Study investigates the role of essential genes in acetic acid tolerance

Saccharomyces cerevisiae, also known as Baker’s yeast, is industrially utilized for the production of different biochemicals. These biochemicals can be produced from waste material from the forest or agricultural industry (second-generation biomass).

Vaskar Mukherjee, researcher, and Yvonne Nygård, Associate Professor, both at the Division of Industrial Biotechnology, are two of the researchers behind the study where a CRISPRi library of 9,000 yeast strains was used to investigate the role of essential genes in acetic acid tolerance. Image Credit: Chalmers University of Technology.

Acetic acid is released at the time of mechanical and enzymatic degradation of biomass. It hinders the growth and the biochemical production rate of yeast. Recently, scientists from Chalmers employed high-resolution CRISPRi library screening to offer a novel understanding of the stress response of yeast. They also identified novel target genes for the bioengineering of efficient industrial yeast.

We are presenting a massive dataset that offers an extraordinary resolution of the functional contribution of essential genes in baker’s yeast under acetic acid stress. This was never attempted before.”

Vaskar Mukherjee, Study First Author and Researcher, Division of Industrial Biotechnology, Chalmers University of Technology

According to Yvonne Nygård, study last author and an Associate Professor at Chalmers, “In the strain library we screened, the expression of all essential genes was altered, something which was very difficult to do before the discovery of the CRISPR-Cas9-technology.”

Reduced expression of essential genes using CRISPRi

CRISPR interference (CRISPRi) is a robust tool to analyze cellular physiology under various growth conditions. Using this derivative of the Nobel prize-winning CRISPR-Cas9 technology, genes are neither inserted nor deleted, but the regulation of the target gene is altered.

The scientists employed CRISPRi technology to decrease the expression of the essential genes (genes when deleted result in the death of the organism) and thereby reduce the level of the protein coded by the target gene.

For most of the essential genes, this keeps the organism viable, and we also get to see the functional contribution of that gene at different expression levels under different nutrient or environmental conditions, in this case under acetic acid stress.”

Vaskar Mukherjee, Study First Author and Researcher, Division of Industrial Biotechnology, Chalmers University of Technology

Proteosomal genes involved in acetic acid tolerance

The researchers utilized a CRISPRi library containing over 9,000 yeast strains and targeted more than 98% of all vital and respiratory growth-essential genes. The findings indicate that refining the expression of proteasomal genes leads to higher tolerance to acetic acid.

The proteosome is a protein complex that degrades damaged or excess proteins by spending ATP—an organic compound that supplies energy to induce numerous mechanisms in living cells and is specifically necessary for huge amounts in yeast cells to deal with acetic acid stress.

The researchers put forth that adaptation of proteasomal degradation of oxidized proteins safeguards ATP and thus increases tolerance to acetic acid.
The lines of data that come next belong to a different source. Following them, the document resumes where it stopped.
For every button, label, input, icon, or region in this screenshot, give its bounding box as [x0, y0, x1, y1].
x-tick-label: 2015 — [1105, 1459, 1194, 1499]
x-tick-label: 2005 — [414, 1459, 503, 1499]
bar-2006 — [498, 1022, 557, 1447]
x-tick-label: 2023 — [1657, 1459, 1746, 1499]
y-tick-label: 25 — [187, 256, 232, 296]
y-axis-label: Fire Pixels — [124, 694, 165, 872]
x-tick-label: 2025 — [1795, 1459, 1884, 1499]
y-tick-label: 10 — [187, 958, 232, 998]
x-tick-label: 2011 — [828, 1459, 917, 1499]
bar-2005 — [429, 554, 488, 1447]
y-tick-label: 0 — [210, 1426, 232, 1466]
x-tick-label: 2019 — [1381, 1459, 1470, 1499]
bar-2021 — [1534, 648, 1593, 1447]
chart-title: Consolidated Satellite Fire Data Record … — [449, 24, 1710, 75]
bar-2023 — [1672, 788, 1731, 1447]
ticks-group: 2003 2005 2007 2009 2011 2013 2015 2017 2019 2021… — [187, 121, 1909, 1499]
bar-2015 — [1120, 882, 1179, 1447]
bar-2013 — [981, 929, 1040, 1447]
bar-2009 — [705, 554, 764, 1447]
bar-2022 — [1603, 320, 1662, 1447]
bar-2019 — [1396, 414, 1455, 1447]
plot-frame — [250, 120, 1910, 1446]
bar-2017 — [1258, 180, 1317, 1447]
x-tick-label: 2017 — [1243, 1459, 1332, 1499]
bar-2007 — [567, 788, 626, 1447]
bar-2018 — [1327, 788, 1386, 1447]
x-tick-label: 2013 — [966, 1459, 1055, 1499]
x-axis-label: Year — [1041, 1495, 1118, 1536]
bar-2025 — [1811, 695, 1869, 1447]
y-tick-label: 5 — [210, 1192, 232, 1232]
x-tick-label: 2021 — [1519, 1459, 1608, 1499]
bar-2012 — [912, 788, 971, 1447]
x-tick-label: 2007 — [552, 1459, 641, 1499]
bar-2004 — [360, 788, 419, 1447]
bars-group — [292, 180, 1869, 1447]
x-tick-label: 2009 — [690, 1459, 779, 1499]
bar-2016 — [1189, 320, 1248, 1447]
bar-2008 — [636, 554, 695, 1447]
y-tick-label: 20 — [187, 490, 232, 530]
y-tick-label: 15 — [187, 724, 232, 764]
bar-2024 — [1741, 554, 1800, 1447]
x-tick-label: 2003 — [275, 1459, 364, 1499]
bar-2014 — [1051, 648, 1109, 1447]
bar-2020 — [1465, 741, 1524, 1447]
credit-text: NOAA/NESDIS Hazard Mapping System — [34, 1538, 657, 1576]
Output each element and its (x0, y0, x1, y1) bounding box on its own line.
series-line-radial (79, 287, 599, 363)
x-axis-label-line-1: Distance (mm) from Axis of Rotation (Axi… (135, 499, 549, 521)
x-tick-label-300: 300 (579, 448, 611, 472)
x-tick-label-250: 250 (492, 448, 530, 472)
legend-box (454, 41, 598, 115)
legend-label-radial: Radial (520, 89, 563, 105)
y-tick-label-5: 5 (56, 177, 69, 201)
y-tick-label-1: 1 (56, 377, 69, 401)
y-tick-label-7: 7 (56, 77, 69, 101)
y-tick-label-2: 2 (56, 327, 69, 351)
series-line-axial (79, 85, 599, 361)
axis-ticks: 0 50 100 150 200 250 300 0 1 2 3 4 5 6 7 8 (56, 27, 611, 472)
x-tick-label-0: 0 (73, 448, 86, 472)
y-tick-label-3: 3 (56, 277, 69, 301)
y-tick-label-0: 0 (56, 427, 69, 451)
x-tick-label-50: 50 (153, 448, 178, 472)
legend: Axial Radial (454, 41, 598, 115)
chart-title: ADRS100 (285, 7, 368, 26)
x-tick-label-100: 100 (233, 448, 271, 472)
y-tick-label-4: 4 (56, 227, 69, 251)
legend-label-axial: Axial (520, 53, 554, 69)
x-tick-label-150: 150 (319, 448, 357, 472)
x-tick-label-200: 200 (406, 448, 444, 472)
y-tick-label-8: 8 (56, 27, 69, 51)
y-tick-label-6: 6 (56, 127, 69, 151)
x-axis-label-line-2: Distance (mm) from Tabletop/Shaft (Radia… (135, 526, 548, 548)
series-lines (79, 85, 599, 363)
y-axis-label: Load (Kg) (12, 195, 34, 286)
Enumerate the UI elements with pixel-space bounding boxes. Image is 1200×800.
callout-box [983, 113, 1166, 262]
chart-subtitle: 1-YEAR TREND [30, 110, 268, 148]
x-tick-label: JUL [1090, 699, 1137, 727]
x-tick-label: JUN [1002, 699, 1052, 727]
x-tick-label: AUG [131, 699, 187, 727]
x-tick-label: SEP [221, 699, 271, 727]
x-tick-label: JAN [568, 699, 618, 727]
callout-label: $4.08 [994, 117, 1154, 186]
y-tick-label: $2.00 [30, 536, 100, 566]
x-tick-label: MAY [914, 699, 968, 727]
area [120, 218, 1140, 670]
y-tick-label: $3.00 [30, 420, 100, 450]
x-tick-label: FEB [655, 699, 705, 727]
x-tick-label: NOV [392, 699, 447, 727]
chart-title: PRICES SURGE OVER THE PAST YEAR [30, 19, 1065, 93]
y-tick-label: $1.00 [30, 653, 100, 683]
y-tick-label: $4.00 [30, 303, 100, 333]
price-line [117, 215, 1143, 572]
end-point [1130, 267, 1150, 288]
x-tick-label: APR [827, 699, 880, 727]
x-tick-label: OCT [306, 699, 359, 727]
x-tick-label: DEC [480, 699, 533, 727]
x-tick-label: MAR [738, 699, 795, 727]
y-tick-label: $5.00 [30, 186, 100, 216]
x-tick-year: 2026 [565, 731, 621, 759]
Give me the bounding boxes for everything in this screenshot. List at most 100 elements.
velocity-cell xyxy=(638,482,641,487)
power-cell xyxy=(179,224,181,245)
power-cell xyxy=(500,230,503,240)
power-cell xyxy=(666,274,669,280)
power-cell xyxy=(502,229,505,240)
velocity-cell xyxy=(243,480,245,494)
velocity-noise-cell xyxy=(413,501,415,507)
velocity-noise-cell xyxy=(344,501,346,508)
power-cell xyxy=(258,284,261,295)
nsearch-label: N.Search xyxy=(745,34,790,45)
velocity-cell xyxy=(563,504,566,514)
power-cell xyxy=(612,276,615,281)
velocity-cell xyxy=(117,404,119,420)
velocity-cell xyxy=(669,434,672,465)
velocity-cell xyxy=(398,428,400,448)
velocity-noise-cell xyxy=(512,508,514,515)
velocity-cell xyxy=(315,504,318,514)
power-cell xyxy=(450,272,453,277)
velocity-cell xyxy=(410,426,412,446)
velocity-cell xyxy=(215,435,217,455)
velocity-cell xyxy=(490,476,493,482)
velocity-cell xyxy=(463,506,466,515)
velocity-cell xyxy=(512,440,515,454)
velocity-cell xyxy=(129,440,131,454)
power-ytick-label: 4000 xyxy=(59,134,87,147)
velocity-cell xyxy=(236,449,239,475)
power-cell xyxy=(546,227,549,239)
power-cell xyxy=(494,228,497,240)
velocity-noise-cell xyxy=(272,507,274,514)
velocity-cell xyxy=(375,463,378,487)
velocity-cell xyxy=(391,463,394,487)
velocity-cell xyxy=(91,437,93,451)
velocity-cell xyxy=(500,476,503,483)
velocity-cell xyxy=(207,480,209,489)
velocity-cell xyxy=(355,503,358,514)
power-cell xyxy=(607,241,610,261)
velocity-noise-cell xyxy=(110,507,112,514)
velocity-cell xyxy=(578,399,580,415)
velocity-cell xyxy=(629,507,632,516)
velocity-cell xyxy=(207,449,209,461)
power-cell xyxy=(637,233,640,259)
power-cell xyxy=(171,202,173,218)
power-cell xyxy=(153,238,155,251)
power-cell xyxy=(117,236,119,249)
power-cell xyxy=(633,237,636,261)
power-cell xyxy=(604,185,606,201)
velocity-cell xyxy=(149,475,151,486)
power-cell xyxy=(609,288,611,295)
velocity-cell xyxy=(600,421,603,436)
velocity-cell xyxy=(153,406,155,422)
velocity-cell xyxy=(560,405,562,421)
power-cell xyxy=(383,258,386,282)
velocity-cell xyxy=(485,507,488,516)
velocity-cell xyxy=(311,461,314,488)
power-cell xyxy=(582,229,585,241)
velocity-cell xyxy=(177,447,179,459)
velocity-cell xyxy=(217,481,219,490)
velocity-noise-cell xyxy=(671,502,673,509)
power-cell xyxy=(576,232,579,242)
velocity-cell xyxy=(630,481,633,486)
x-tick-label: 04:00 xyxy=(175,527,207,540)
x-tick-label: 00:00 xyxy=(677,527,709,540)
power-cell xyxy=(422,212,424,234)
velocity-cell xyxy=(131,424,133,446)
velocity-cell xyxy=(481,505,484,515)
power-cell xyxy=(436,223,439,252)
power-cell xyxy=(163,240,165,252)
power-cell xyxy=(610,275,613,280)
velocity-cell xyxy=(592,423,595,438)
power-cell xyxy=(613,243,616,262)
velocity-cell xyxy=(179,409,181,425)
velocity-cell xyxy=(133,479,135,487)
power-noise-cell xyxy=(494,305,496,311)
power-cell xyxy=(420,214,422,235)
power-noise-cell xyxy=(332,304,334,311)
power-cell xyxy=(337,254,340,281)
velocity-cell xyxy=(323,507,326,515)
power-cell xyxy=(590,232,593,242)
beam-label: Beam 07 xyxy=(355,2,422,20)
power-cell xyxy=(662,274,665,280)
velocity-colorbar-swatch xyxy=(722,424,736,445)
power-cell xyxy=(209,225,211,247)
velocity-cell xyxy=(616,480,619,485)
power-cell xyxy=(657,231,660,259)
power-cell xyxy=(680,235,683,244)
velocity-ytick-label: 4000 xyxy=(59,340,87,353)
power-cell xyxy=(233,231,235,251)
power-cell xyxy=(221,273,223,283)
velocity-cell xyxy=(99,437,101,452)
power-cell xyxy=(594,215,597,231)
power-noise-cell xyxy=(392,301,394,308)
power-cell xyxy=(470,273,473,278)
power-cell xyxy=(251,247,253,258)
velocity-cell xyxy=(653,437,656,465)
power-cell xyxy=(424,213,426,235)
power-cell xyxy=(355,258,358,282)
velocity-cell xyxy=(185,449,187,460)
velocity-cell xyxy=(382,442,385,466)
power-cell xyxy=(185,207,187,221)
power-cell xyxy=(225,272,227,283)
The findings are of great interest, indicating that these genes can be targeted for bioengineering of enhanced industrial cells.

Our results allowed us to build rational mechanistic models that expand our current understanding of molecular biology of yeast under acetic acid stress. I am sure our footsteps will be followed by many researchers to screen essential genes under many other different conditions. I believe our dataset will be used by academia or industries to identify novel genetic candidates to bioengineer robust acetic acid-tolerant yeast strains.”

Vaskar Mukherjee, Study First Author and Researcher, Division of Industrial Biotechnology, Chalmers University of Technology

More research on yeast and second-generation biomass

Scientists from Chalmers are currently experimenting on three various projects employing similar technologies. One of the projects deals with the use of CRISPRi technology to pinpoint new bioengineering genetic candidates to enhance co-utilization of glucose and xylose at the time of biochemical fermentation employing second-generation biomass.

Wild S. cerevisiae is not capable of metabolizing xylose, and a xylose-utilizing engineered strain of S. cerevisiae favors glucose over xylose as the primary carbon source. Consequently, xylose consumption is mostly incomplete in industrial second-generation biochemical fermentation and persists as a major bottleneck for the commercial production of second-generation biochemicals.